Cannabis Church Seeks Formal Recognition

Marijuana Church
*knock knock* Have you heard the good news of our savior, Dank Kush?

There is an organization in Indiana that calls itself the “First Church of Cannabis”.

And they’re trying to get the state of Indiana to recognize a religious exemption to the state’s marijuana laws.

But for now, their efforts have been stymied by the courts.

On Friday, Marion County Superior Court Judge Sheryl Lynch ruled that the First Church of Cannabis could not smoke marijuana as a religious sacrament. Because, obviously, the “First Church of Cannabis” is not a real religion. And Religious Freedom Restoration Act provisions don’t apply to religions that are just thinly-veiled attempts to bypass other laws.

Nevertheless, the First Church of Cannabis has been fighting for their right to 420 blaze their way to heaven since 2015, when they filed a lawsuit against the state mere days after becoming an officially recognized church in Indiana.

They say that Indiana’s Religious Freedom Restoration Act (RFRA) should allow for a religious exemption from state and federal laws related to marijuana.

If you’ll recall, RFRA is the law Mike Pence signed to allow Indiana bakers to avoid the gay cakes situation. The law is intended to protect individuals from government infringement on the practice of religion, and it required the government to demonstrate a compelling reason for preventing legitimate religious practices.

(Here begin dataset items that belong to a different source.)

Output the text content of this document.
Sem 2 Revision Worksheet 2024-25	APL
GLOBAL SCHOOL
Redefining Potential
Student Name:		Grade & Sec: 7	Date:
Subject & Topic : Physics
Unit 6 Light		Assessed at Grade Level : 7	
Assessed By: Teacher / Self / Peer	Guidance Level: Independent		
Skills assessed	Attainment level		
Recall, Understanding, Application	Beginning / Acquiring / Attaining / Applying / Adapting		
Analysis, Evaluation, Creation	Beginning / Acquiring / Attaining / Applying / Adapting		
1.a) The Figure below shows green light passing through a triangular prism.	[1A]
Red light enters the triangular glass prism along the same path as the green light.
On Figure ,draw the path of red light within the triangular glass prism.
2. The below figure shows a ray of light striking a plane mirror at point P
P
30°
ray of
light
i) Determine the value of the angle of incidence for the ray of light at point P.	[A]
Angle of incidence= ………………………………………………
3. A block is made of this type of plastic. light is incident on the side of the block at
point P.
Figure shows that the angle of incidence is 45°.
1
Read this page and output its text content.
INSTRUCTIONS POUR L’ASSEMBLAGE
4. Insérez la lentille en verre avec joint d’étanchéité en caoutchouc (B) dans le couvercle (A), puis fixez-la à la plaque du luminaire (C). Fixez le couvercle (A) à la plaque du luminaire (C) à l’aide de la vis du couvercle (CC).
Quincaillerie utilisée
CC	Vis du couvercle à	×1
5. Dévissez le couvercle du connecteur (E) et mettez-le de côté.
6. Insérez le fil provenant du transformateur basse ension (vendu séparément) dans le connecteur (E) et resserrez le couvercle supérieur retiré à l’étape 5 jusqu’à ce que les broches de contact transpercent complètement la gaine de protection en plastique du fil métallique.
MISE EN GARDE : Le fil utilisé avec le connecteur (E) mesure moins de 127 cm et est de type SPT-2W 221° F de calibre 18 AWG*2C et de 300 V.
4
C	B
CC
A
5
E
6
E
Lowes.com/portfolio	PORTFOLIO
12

The bar for getting declared an official church is pretty low. Most states allow joke-y churches to gain official representation on the off chance that some nutjob may actually believe in whatever joke deity they say they’re founding a church around.

But the bar for using your joke-y church as an excuse to circumvent other laws is, as you might expect, much higher.

In her opinion, Judge Sheryl Lynch wrote that such a weed exemption for the weed church would make it difficult for officials to enforce drug laws, because cops aren’t trained or equipped to determine the sincerity of somebody’s religious beliefs.

In other words, the “it’s my religion, bro” defense could be used at any time, even by people with no affiliation with the First Church of Cannabis. That would necessarily make it impossible for cops to fully enforce the laws against marijuana use.

“It would be impossible to combat illicit drug use and trade in a piecemeal fashion that allowed for a religious exception that would become ripe for abuse,” Judge Lynch wrote. “Failure to regulate all marijuana in Indiana would leave a gaping hole in our state’s drug prohibitions. There is just no way to tailor these laws more narrowly without undermining the entire enforcement scheme.”

In a Facebook post, Bill Levin, the founder of the First Church of Cannabis, declared that the weed church will be appealing Lynch’s ruling.

“I love you. We lost. We are appealing… and so it goes,” said Levin in the post. I guess we’ll see what happens first: either the weed church wins the right to toke it for religious purposes, or marijuana is legalized for recreational use in Indiana/nationwide.

And if broad legalization happens, does anybody really think the “First Church of Cannabis” will have much of a reason to exist anymore?